The order is very important long-term.
SEs first: Thief's host later: Thief last.
Wiser Bods will know why, rash ones will pay a price.
In addition, try to stop the thief receiving your RSS feed. Spot their RSS bot IP, and 403 it. This sometimes needs a bit of detective work, but it's satisfying. Like squashing mosquitos mid-air.
Thanks ronin100, I will make that my top priority for 2006!
Marcia, I was considering doing this but wasn't sure if it would work. But if you say it is effective, I will give it a shot. Thanks.
Angonasec, good advice there, thanks. I think my lawyer was going to do the SE and hosts at the same time. What is the reason for doing the host second?
Also, what is the best way to spot their RSS bot IP? Several websites subscribe to our RSS and they bring in good traffic. I don't want to accidentally block the wrong folks.
>>Their whois info is all fake.
Report that as well, that's an ICANN violation.
Unfortunately, though it is an ICANN violation, good luck on getting any mileage out of it. The registrar will simply allow the offender to "comply" and submit "updated" registrant information.
"My attorney is in the process of filing DMCA complaints against a competitor's website which has duplicated all our content. In terms of the DMCA stuff, I'm not worried since it should be a slam dunk case."
The only problem with filing a DMCA with google is that they allow a counter notification to be filed, which means they throw the ball back in your court. If the infringer files the counter, he is basically checking you out to see if you are willing to pursue it in federal court (very very very expensive), or just bluffing. For this reason, it may be best to check out the registrar this thief used. See if you can file a dmca with the registar, because if you can, he'll lose his domain name which would be the most effective way to flyswat him.
Sorry to hear your dilemnas, I've experienced the same issue before with a theif in the same genre as ours.
Make sure all duplicated content is removed from your index page and important pages. As someone eluded to earlier, a SITE rarely ever incurs a full penalty, usually only the page(s) that show duplicate content, and it is a filter.
Only in extreme cases have a seen a site wide penalty applied and that is rare.
In terms of RSS, I only syndicate a teaser of the text. This helps attract the visitor to your site to finish the article, so you are on track there for sure.
Go through Robin Good's list of the top 50 RSS directories. The list is actually alot larger than that now. Take the time to go through and properly register at each. The return is well worth it.
Get a My Yahoo account and add your rss feed to your my yahoo site via the 'add content' button.
This all helps fuel your rss feeds bigtime. :)
flowermark, can you sticky me your URL and your competitor URL as well?
Thanks for all the support and information once again. I really appreciate knowing that other people have gone through this. =)
ownerrim, that sounds like a good idea. If he loses his domain name, at least it will take him a while to "age" his duplicate content somewhere else.

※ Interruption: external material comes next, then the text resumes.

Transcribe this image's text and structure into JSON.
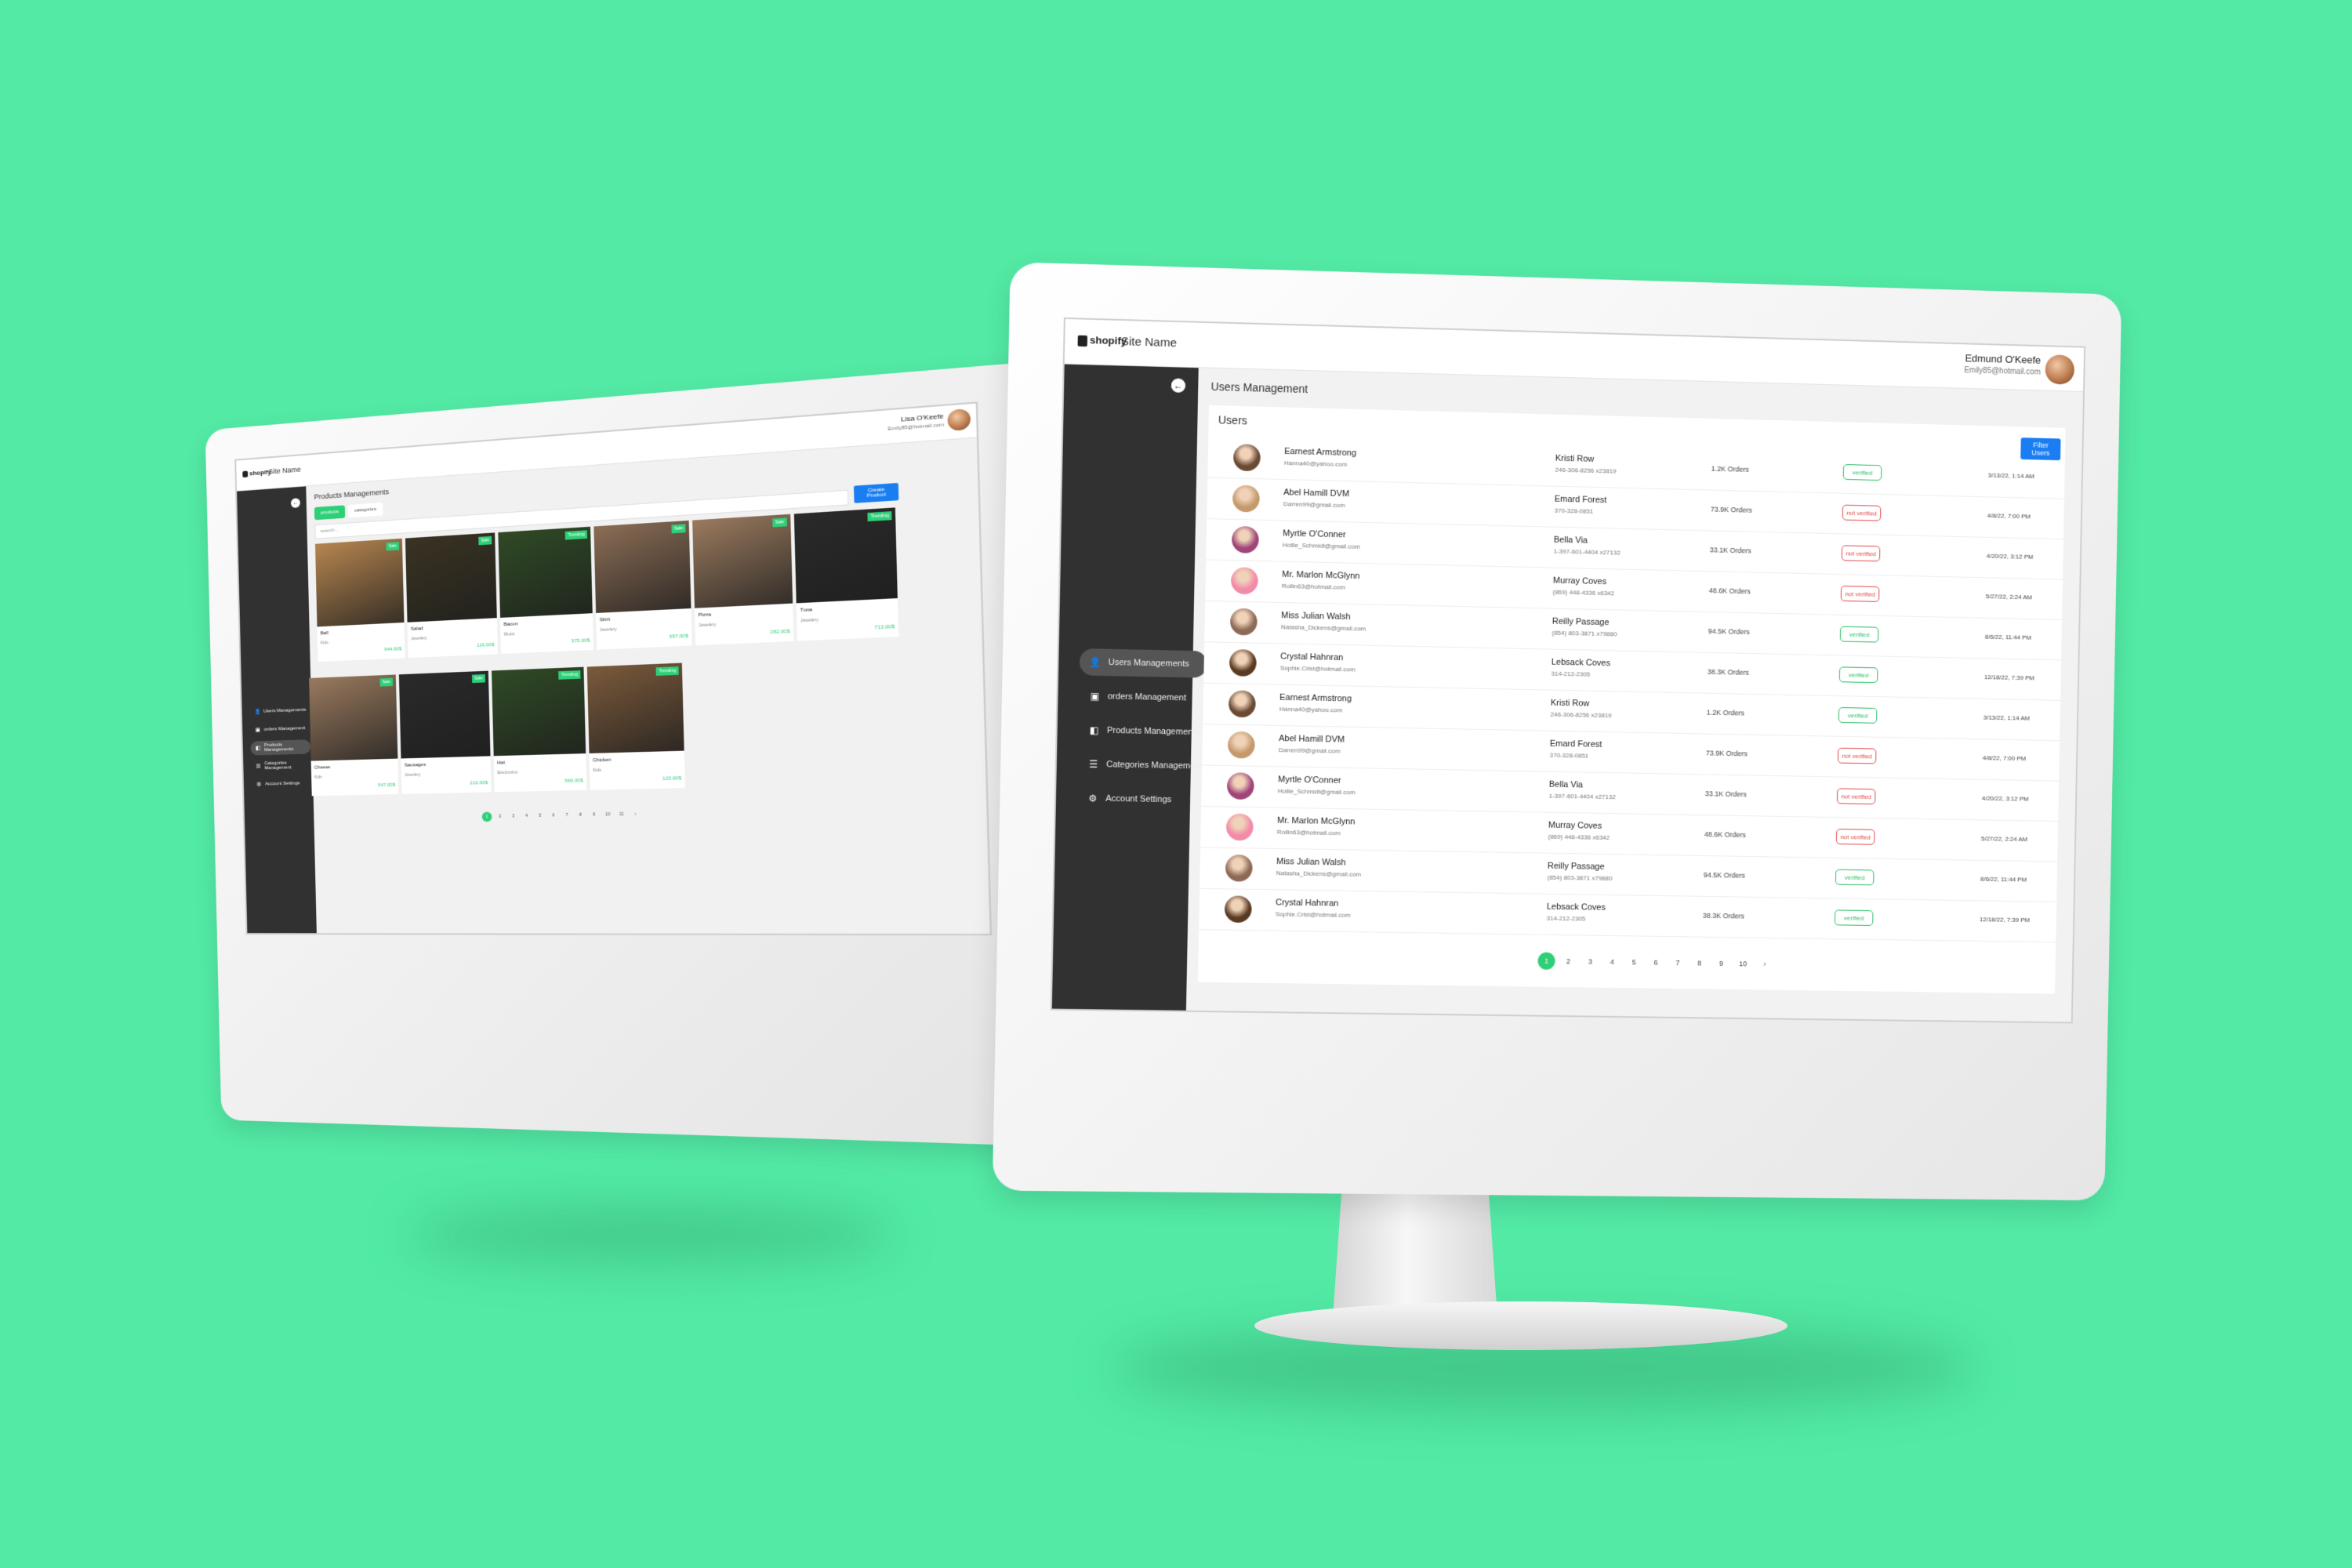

CainIV, I only syndicate a two line teaser. Somehow he is able to strip that two-line limit and pulibsh the whole thing, with pictures! That MyYahoo tip is a good one. I never really considered doing that before. Does that make Yahoo like you better?
moftary, thanks for offering to check out our problem. However, as we are engaged in possible legal actions against this infringer, our attorney has suggested that we do not share this information with others. Sorry, I know you mean to help, but you know those darn legal types. =(